Shannon Johnson’s childhood dream was to have a ranch that would combine both of her passions: horses and helping people with disabilities.
In 2007, with the help of family and friends, Johnson founded Therapeutic Riding and Off-Track Rehabilitation. Only five years later, the organization’s efforts have been recognized with a $25,000 grant from State Farm’s Cause An Effect program to make some much-needed facility upgrades.
Located between Davis and Woodland, TROTR provides a refuge for horses that have been abandoned or abused, as well as a place where retired race horses can find a new home. There are now 30 horses on the ranch and half of them are adopted.
At the same time, the organization’s therapeutic rides have proven to have physical benefits for children like 7-year-old Diego Loya, who has cerebral palsy, a physical disability that impairs muscle movement.
During Diego’s third riding session recently, he was guided by Nora Vega, TROTR’s lead instructor of therapeutic rides, and other volunteers. They helped him with various stretches such as bending both knees, holding his arms out, and lying on the horse in “superman” position.
“To Diego, this is not therapy, this is fun,” said Diego’s mother, Julie Loya. “I’m very thankful for finding the therapeutic riding program.”
Besides improving muscle movement, the therapeutic rides also are known to build self-esteem and confidence.
“Someone who has some trouble taking a couple of steps immediately has this great freedom when on a horse,” Vega said. “There’s also an emotionally mutual connection between the rider and the horse, both of which learn to trust each other.”
When TROTR first became a nonprofit organization, many of the group’s horses were rescued from live cattle auctions.
“A lot of times horses will be auctioned off at a very inexpensive price and then sold to slaughterhouses for a much higher price,” said John Bolden, a TROTR board member. “It’s not our goal to collect horses, it’s to save them.”
TROTR ranch is maintained by a volunteer-run staff, who all share a compassion for the various rescued horse breeds.
“When you go out there and see some of these longtime volunteers and therapeutic riders, they know these horses and they build these incredible relationships with them,” said Matt Henderson, president of TROTR.
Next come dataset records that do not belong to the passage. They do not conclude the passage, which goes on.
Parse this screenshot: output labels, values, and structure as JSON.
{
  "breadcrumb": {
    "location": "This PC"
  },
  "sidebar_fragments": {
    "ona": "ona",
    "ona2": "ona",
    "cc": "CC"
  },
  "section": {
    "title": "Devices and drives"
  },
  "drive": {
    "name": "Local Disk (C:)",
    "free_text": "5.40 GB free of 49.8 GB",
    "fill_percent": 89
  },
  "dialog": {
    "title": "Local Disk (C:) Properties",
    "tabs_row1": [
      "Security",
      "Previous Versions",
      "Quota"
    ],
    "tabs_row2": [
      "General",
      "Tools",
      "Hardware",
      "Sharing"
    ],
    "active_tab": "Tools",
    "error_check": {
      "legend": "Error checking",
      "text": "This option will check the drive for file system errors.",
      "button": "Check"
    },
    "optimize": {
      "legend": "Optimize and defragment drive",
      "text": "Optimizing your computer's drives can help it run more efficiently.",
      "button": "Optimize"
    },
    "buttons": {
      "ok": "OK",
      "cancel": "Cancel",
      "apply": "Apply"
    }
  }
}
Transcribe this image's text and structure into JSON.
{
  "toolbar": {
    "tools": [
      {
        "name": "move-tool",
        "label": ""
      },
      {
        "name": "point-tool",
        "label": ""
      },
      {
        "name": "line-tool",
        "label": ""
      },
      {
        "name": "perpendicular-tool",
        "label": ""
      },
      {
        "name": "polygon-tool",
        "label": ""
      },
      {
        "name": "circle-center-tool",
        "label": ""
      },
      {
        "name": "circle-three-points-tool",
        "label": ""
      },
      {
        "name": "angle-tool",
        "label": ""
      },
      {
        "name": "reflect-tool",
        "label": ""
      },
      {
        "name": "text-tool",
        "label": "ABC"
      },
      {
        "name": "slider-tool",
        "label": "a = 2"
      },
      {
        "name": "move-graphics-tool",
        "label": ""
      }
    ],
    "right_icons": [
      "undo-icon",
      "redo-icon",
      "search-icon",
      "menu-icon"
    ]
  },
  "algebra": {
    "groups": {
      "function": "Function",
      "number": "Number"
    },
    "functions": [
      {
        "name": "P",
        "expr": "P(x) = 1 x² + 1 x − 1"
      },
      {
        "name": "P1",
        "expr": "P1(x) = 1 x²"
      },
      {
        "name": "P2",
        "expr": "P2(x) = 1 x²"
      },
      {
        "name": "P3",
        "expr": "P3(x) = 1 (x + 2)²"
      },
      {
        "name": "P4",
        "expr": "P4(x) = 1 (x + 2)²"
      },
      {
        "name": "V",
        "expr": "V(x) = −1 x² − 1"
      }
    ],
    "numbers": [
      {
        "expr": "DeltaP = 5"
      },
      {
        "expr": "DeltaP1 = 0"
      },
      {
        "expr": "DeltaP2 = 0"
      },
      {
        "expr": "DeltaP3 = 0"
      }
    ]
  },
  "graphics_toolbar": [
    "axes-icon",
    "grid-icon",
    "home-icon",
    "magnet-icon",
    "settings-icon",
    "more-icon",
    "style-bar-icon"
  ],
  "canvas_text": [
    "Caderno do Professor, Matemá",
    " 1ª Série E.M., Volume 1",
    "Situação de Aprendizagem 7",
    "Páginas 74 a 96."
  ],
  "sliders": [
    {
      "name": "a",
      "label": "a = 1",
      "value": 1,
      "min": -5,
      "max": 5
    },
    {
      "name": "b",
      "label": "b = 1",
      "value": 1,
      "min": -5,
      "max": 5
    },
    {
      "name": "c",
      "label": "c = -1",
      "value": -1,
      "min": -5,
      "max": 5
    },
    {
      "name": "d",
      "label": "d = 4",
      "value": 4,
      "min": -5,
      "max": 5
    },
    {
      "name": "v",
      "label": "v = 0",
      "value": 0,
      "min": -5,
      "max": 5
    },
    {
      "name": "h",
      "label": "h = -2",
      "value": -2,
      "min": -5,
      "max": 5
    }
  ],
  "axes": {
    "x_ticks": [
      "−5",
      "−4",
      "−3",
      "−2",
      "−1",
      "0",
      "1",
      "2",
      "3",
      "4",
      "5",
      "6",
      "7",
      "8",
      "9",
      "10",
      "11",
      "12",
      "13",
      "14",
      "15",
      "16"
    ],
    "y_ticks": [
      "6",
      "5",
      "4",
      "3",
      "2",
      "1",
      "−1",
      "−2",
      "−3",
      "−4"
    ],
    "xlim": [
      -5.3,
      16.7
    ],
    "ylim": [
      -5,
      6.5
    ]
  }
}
New volunteers are required to complete a safety training class that teaches them the procedures of the ranch and the different methods of assisting with the therapeutic rides.
Although therapeutic riding was part of the initial plan Johnson had in mind, it took more than a year of community support and volunteer work to start up the therapeutic riding sessions.
Johnson’s vision was made complete with help from Vega, who serves as TROTR’s secretary as well as lead instructor of therapeutic rides. It was Vega who officially began the therapeutic horse program in 2009.
“TROTR started out by solely rescuing horses,” Johnson said. “It has definitely turned into something amazing with Nora.”
As a nonprofit organization, TROTR has maintained its foundation through donations and the work of volunteers. But on July 23, TROTR will receive a $25,000 grant from State Farm’s Cause An Effect, a new program developed to support nonprofit organizations in building stronger, safer, better-educated communities.
TROTR was one of 3,000 national Cause submissions narrowed down to 100 by a Youth Advisory Board consisting of 40 college students throughout the country. The public then voted for the top 40 Causes on Facebook.
“TROTR was a standout because it was a proposal we were passionate about and we thought others would feel the same,” said Kristy Nguyen, the president of the Asian Business Association at UC Berkeley and one of the 40 college students on the Youth Advisory Board. “Evidently, we were right because the public voted TROTR into the top 100. It’s always wonderful to see such worthy causes garner public support.”
The grant will go into TROTR’s therapeutic riding program to improve the footing in the indoor arena.
“The sand footing has broken down over the years and the horses require a specific surface,” Bolden said. “With the grant money, we will finally be able to add a new synthetic rubber composition, which will be blended with new sand to better cushion the ground for horses.”
With this improvement, TROTR’s indoor arena will be a safe and dust-free environment.
Local companies are helping TROTR stretch its grant dollars by offering discounts for their services. This will allow TROTR to extend its project by installing a wheelchair-accessible restroom.
“This is one of the most amazing things that has happened to the ranch,” Henderson said. “It’s an absolute honor to be a part of these Causes especially when you consider this small town project within a national perspective. We are so grateful for how much the community has continued to support us.”